Anapen, mode d’emploi
• Pourquoi ? Pour éviter ou traiter les chocs anaphylactiques.
• Quand ? En cas d’aggravation de manifestations déjà existantes (urticaire « galopant »), d’association avec d’autres signes naissants (rhinite, conjonctivite, asthme, etc.), de malaise, d’étouffement, de perte de connaissance.
• Comment ? Enlever le bouchon noir protecteur de l’aiguille. Poser le stylo injecteur sur le côté de la cuisse, « entre le pli et la couture du pantalon », puis tirer le capuchon noir sécurité du bouton rouge. Appuyer sur le bouton rouge et maintenir 10 secondes pour laisser le temps au produit de bien pénétrer. Appeler les urgences en utilisant le 15. 
Chez l’enfant, cinq aliments sont responsables d’environ 75% des allergies alimentaires : l’oeuf, l’arachide, le lait de vache, les poissons, les noix.
La classification des aliments
Chez l’adulte, la plupart des allergies sont causées par des allergènes d’origine végétale. Tendance marquante des dernières années : la progression des allergies aux fruits du groupe « latex ».
• Groupe latex : banane, avocat, châtaigne, kiwi.

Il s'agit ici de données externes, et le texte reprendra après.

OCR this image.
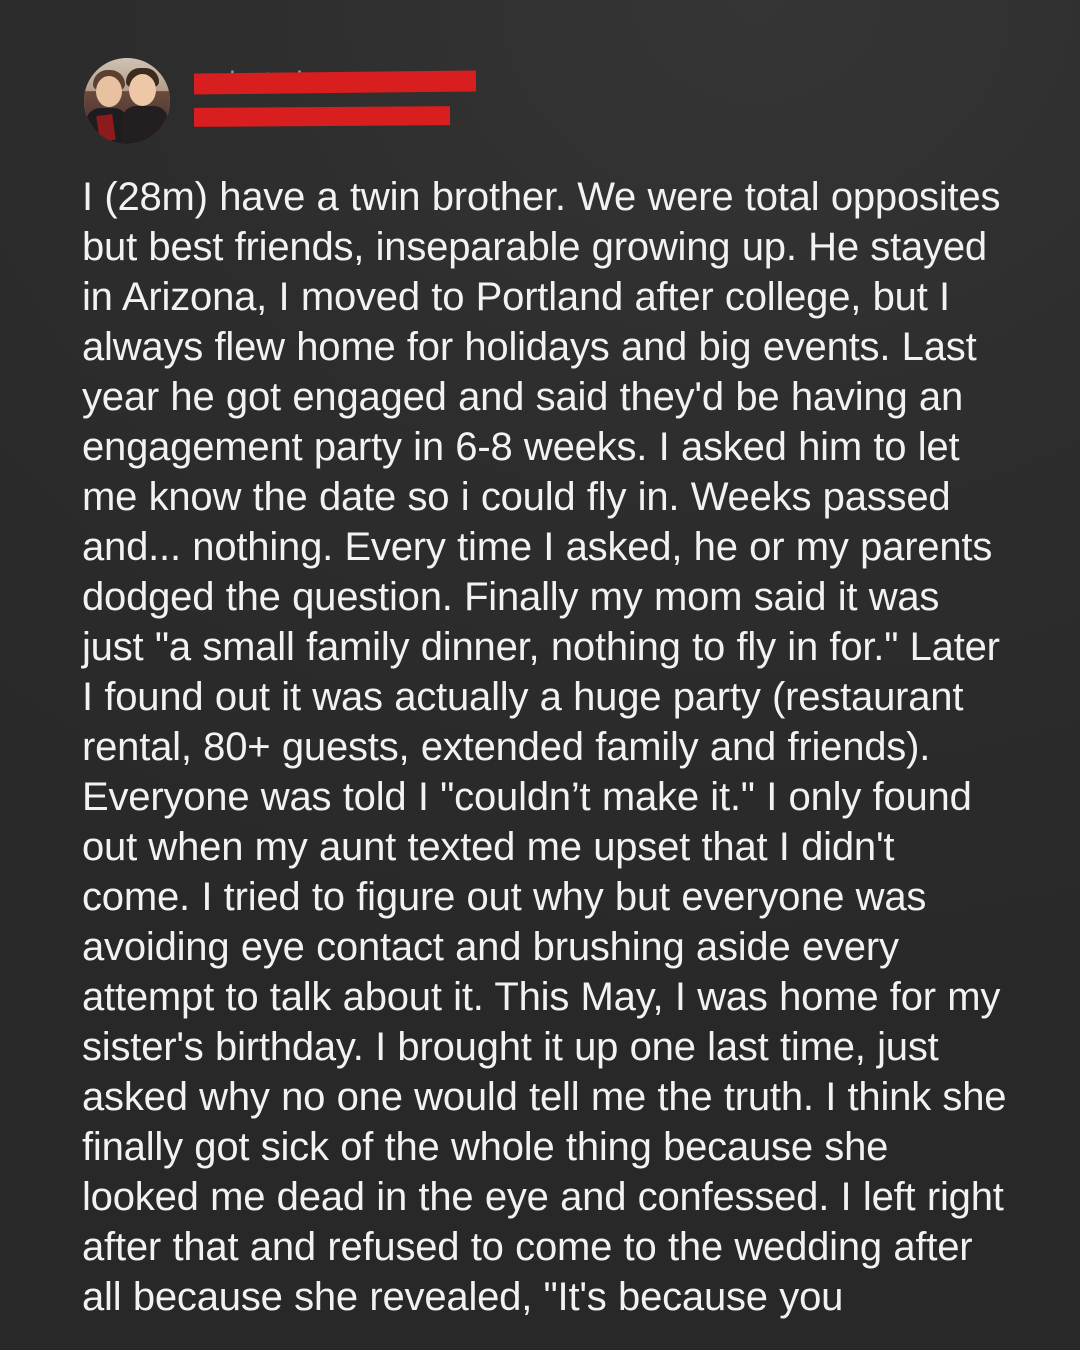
I (28m) have a twin brother. We were total opposites but best friends, inseparable growing up. He stayed in Arizona, I moved to Portland after college, but I always flew home for holidays and big events. Last year he got engaged and said they'd be having an engagement party in 6-8 weeks. I asked him to let me know the date so i could fly in. Weeks passed and... nothing. Every time I asked, he or my parents dodged the question. Finally my mom said it was just "a small family dinner, nothing to fly in for." Later I found out it was actually a huge party (restaurant rental, 80+ guests, extended family and friends). Everyone was told I "couldn’t make it." I only found out when my aunt texted me upset that I didn't come. I tried to figure out why but everyone was avoiding eye contact and brushing aside every attempt to talk about it. This May, I was home for my sister's birthday. I brought it up one last time, just asked why no one would tell me the truth. I think she finally got sick of the whole thing because she looked me dead in the eye and confessed. I left right after that and refused to come to the wedding after all because she revealed, "It's because you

• Groupe noix : amande, noisette, noix, noix du Brésil, noix de cajou, noix de pécan, pignon, pistache.
• Ombellifères : aneth, carotte, céleri, fenouil, persil, graines de carvi, graines d’anis, coriandre.
• Rosacées : abricot, cerise, fraise, framboise, pêche, poire, pomme, prune.
• Légumineuses : arachide, soja, pois, haricot, lentille, fève.